Here’s a quick pasta dish that’s as delicious as it is healthy.  It’s all done in a single skillet, aside from boiling the pasta, and you can vary the recipe in several ways.  Serves four.

One 8 oz. box spaghetti, linguine or fettucine

One 16 oz package frozen artichoke quarters

Juice of one lemon and zest.

1 pint cherry or grape tomatoes, cut in half

1 large yellow onion, chopped

3 cloves garlic, chopped, or to taste

1/2 c. slivered almonds, or to taste

1/2 tsp. dried thyme

3/4 c. shredded parmesan cheese

2 tbsp. olive oil

salt and pepper as desired

Preheat oven to 375 degrees.  In a large skillet that is heat-proof enough for broiling (cast iron is best), combine artichoke quarters, tomatoes, onion, and garlic. Add olive oil and lemon juice and toss.  Add thyme and any desired salt/pepper, and toss again.

Place skillet in preheated oven and set timer for 30 minutes.
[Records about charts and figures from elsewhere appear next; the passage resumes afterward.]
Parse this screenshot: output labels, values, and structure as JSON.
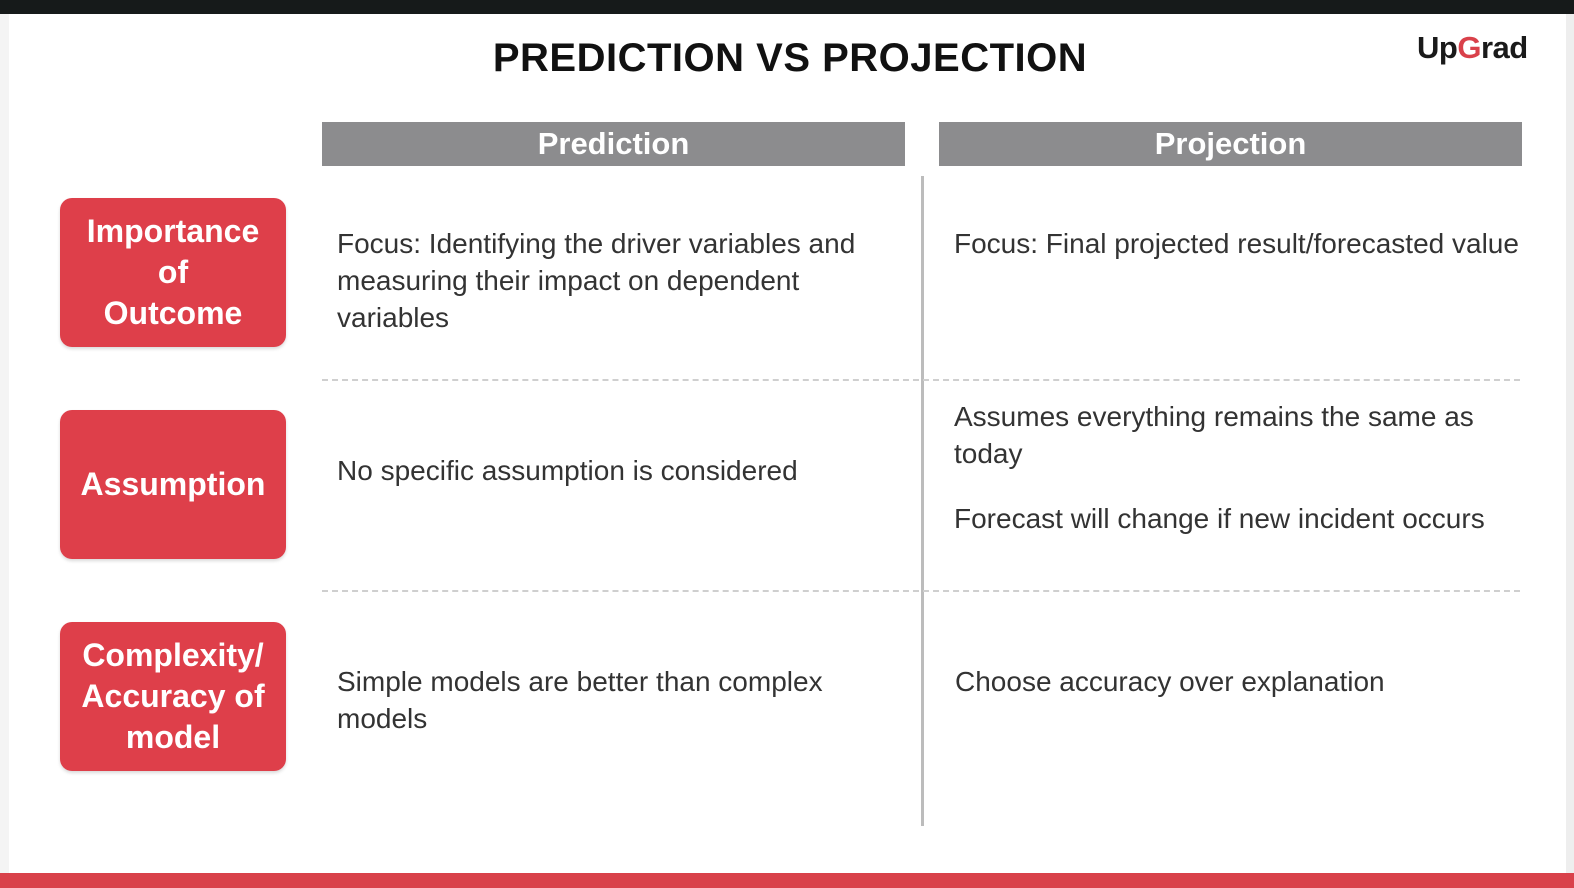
{
  "slide": {
    "title": "PREDICTION VS PROJECTION",
    "logo": {
      "prefix": "Up",
      "accent_letter": "G",
      "suffix": "rad",
      "accent_color": "#d9414a"
    }
  },
  "columns": [
    "Prediction",
    "Projection"
  ],
  "rows": [
    {
      "label_lines": [
        "Importance",
        "of",
        "Outcome"
      ],
      "prediction": [
        "Focus: Identifying the driver variables and measuring their impact on dependent variables"
      ],
      "projection": [
        "Focus: Final projected result/forecasted value"
      ]
    },
    {
      "label_lines": [
        "Assumption"
      ],
      "prediction": [
        "No specific assumption is considered"
      ],
      "projection": [
        "Assumes everything remains the same as today",
        "Forecast will change if new incident occurs"
      ]
    },
    {
      "label_lines": [
        "Complexity/",
        "Accuracy of",
        "model"
      ],
      "prediction": [
        "Simple models are better than complex models"
      ],
      "projection": [
        "Choose accuracy over explanation"
      ]
    }
  ],
  "colors": {
    "label_bg": "#de3f4a",
    "header_bg": "#8c8c8e",
    "bottom_bar": "#d9414a"
  }
}
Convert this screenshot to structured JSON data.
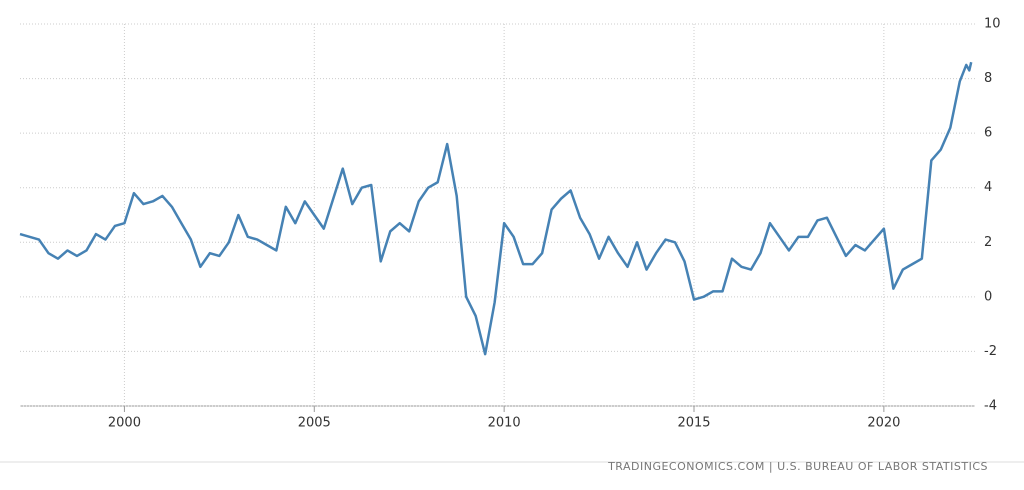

Meanwhile, start large kettle to boil for pasta.  Be sure to add enough salt to water.  It should be as salty as the ocean.

Toast your almonds at 375 degrees, preferably in a toaster oven, so you can keep an eye on them. Look away and you’ll burn them. They should be golden, which only takes about 5 minutes. When done, take out and set aside.

When 15 minutes has elapsed on your oven timer, take out artichoke mix, zest lemon over it, toss, and return to oven.

When your oven timer has gone off, your pasta water should be boiling.  Add pasta to water and follow package directions for cook time.  Meanwhile, turn oven to broil in order to caramelize artichoke mix.  Set timer for 8-10 minutes, but check to make sure you don’t burn veggies.

When pasta is almost done– about a minute short — remove skillet from oven, and set on stovetop over lowest heat. Add two ladles of pasta water, then drain pasta in colander over sink.  While pasta is still dripping, throw it into skillet, add almonds, and toss thoroughly until veggies are evenly distributed.

Distribute pasta mix on four plates and top with parmesan cheese.

Some variations:  add a couple of tablespoons of capers.  Use pistachios instead of almonds.  Use oregano instead of thyme.  Use romano cheese instead of parmesan.  Crumble bacon over mix.